1964, Movies

The Incredibly Strange Creatures Who Stopped Living and Became Mixed-Up Zombies (1964, Ray Dennis Steckler)

The movie begins with a fortune teller getting her minion to attack someone she doesn’t like very much. Though everything about the scene doesn’t work well – the lighting, the audio, the acting – at least it makes you think that his hilariously titled film with have some action. Alas, that is now what happens.

There are two competing storylines at the after the intro. In one, there is a drunken dancer who might lose her job as the, um, featured attraction at a night club. (Where the MC might be deliberately bombing, it’s hard to tell.) The other is a man and his friend, who has a hilariously thick accent, taking the man’s date to the fair. Both of these storylines have very little drama to them and are pretty boring. Though it only takes like 45 minutes to get going, it feels like it takes forever. There are multiple musical numbers padding everything out. Like at least seven of them. In an 82 minute film.
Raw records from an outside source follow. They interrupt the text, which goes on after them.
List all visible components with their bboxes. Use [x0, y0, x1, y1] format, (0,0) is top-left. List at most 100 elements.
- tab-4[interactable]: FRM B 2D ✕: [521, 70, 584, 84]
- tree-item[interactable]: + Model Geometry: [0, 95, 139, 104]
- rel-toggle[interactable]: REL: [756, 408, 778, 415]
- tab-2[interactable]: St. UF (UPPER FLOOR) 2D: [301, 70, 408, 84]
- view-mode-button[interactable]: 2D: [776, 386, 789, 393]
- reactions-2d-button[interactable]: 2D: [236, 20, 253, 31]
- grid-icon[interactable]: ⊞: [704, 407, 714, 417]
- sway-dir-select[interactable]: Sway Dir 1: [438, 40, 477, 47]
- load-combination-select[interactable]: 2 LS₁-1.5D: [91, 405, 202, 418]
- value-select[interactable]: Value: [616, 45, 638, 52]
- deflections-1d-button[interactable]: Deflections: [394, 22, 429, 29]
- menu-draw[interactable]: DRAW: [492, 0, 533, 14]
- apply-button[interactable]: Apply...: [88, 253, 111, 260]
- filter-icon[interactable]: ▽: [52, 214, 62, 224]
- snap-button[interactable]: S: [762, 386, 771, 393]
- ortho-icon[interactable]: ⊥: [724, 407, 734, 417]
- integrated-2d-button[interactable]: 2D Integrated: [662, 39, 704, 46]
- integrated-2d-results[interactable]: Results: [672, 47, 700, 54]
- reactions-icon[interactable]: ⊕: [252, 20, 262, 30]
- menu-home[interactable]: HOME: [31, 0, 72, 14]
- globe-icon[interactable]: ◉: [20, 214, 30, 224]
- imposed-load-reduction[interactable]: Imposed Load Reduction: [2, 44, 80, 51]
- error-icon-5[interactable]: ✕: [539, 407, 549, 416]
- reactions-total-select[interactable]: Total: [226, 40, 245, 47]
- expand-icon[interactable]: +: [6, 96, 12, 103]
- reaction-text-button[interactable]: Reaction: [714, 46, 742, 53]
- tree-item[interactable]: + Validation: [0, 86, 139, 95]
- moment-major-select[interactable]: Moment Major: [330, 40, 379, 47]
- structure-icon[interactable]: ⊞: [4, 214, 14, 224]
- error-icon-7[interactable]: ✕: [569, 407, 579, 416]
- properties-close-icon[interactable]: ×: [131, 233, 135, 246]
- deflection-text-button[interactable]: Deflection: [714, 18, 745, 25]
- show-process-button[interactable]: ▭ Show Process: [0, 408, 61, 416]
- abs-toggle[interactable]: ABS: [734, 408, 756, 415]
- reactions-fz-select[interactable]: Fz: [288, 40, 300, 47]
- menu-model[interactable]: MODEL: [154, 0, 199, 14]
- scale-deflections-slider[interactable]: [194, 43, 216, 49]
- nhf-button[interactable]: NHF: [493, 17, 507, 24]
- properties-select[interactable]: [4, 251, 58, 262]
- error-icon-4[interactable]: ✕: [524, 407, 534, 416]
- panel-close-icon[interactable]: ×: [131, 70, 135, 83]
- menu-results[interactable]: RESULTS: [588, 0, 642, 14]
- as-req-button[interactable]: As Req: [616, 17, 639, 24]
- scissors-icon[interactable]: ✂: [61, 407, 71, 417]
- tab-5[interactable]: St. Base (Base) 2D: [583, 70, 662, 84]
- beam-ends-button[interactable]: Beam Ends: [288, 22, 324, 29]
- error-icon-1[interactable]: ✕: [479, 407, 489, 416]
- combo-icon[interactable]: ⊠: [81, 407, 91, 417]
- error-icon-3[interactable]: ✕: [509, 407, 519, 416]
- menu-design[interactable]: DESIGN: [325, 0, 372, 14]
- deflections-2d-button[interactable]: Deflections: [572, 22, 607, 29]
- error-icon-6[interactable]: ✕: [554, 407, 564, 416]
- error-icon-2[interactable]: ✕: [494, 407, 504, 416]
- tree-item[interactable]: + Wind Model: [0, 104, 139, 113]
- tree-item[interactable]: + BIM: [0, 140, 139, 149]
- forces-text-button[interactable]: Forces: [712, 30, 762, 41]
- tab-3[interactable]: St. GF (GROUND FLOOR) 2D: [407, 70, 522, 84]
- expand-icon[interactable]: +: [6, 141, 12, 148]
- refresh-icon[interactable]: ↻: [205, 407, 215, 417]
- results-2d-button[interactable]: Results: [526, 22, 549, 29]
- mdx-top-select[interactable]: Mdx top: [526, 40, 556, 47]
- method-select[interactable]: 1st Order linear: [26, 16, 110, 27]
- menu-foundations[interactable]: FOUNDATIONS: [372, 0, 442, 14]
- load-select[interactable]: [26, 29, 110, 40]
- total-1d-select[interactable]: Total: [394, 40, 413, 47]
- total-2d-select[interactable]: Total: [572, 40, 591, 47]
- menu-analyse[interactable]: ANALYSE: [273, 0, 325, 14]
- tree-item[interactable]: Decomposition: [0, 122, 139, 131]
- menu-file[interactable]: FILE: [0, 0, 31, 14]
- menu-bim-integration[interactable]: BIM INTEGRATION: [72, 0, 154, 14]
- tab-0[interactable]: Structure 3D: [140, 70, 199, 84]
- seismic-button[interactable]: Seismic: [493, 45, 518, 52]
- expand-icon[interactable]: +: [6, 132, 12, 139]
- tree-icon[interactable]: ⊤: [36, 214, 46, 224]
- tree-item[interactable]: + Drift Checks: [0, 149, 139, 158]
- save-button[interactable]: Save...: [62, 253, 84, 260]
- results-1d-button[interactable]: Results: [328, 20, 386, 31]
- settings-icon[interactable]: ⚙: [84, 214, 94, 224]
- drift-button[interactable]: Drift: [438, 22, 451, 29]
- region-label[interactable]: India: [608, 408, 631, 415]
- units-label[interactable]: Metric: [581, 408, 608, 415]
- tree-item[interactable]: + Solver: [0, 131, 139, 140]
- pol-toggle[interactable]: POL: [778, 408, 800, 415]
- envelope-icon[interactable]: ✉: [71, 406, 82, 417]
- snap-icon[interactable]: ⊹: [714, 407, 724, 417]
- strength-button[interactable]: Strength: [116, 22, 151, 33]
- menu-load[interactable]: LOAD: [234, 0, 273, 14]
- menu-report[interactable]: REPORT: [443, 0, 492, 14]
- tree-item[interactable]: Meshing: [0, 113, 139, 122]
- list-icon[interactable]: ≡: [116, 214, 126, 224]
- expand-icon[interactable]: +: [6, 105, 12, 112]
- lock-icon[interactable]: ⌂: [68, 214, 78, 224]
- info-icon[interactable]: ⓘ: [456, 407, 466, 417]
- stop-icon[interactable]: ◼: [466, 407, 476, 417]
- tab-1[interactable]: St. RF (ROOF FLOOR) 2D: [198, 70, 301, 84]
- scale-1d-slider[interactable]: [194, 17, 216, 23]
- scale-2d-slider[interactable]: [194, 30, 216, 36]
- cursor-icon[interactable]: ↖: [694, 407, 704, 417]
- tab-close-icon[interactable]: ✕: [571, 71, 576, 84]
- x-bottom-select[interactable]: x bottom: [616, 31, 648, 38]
Eventually the guy gets upset that his date doesn’t want to go see some dancers, and he goes himself. There, he is invited back stage and he is hypnotized using one of those hilarious wheels. This is what brings about the highlight of the movie, repeated, aggressive zooms into the protagonist’s face, seemingly the inspiration for the gag from “Monster Chiller Horror Theatre.” Not long after, the camera just spins. First it doze a complete circle and then it goes absolutely crazy.

Then there is an extended dream sequence – because the protagonist is not a zombie in any sense that we understand it now – where all the women of the piece say things to him super-imposed over other images.

I’m not really sure what they were up to. They were hypnotizing people to do their bidding and then scarring them with acid and keeping them? That doesn’t make a lot of sense. Also, if they only got acid on their faces, why did their bodies change so much? Oh yeah, Zombies.

The climax unfolds between the incredibly strange creatures (who are absolutely not zombies) and some police we’ve literally never met before. Also, the climax happens at night. But when Jerry and Angela encounter each other again and he runs outside, it is the middle of the day! That’s a truly great continuity error.

This is not the worst movie I’ve ever seen. There are definitely ones that were more boring or even more poorly produced. (The sound is bad here but not the worst I’ve ever heard, and the lighting is only bad in some scenes.) But 7 musical numbers in 82 minutes is intolerable, even if that music is actually better than you would think for such a shitty film. The sheer number of characters for such a short movie with a such a simple plot is also egregious. And the crazy camera work. I think it might be an all-timer.


Also, apparently the mole on the seer’s face moves throughout the movie.